Discours par
L'honorable Lucienne Robillard
Présidente du Conseil du Trésor, Ministre responsable de l'Infrastructure
et députée de Westmount-Ville-Marie
Le 30 novembre 2001
Hôtel Delta
Sherbrooke (Québec)
Cher(e)s ami(e)s,
C'est avec un immense plaisir que j'ai accepté l'invitation du
Président du Conseil fédéral du Québec, monsieur André Gladu, à
participer à ce colloque de perfectionnement des gestionnaires 2001. J'en
étais d'autant plus heureuse que votre thème est tout à fait inspirant!
Il s'agit là d'un thème qui me touche tout particulièrement car "parler
de passion" fait nécessairement référence à l'être humain et
donc, à notre principale richesse comme organisation.
Je l'ai dit et je le réaffirme aujourd'hui: aucune organisation,
qu'elle soit privée ou publique, ne peut oublier qu'à sa base même, ce
sont ses ressources humaines qui en font la richesse et le succès.

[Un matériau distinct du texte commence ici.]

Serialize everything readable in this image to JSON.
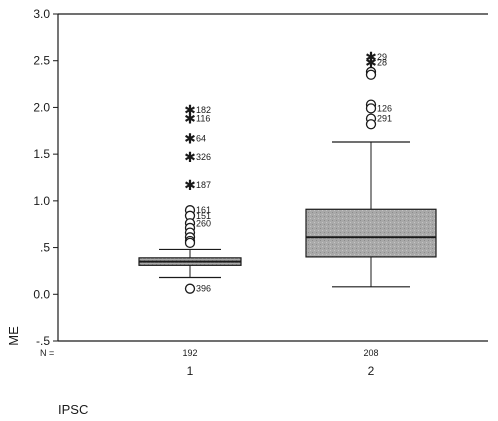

J'aimerais donc aborder avec vous, dans un premier temps, ma perception
de la passion comme moteur de l'action, tant dans nos vies personnelles
que professionnelles et ensuite comment, dans le cadre de la modernisation
de la gestion des ressources humaines, je souhaite que nous nous dotions
des outils qui nous permettront, comme gestionnaires, de mieux entretenir
et de mieux canaliser cette passion au sein même de la fonction publique
du Canada.
La passion, moteur de l'action
De nombreux conférenciers se sont succédés depuis deux jours pour
vous entretenir de la passion, comment la découvrir et comment l'inspirer.
Sans prétendre être une experte sur le sujet, j'aimerais partager un peu
avec vous ma vision personnelle de la passion.
À mon avis, la passion est le moteur de l'action. C'est par passion,
qu'elle soit personnelle ou professionnelle, qu'on décide de s'investir
dans une relation, dans un travail, dans un organisme communautaire. C'est
par passion qu'on donne sans compter les heures, qu'on veut toujours faire
mieux. C'est ce qui nous anime, malgré les moments parfois difficiles.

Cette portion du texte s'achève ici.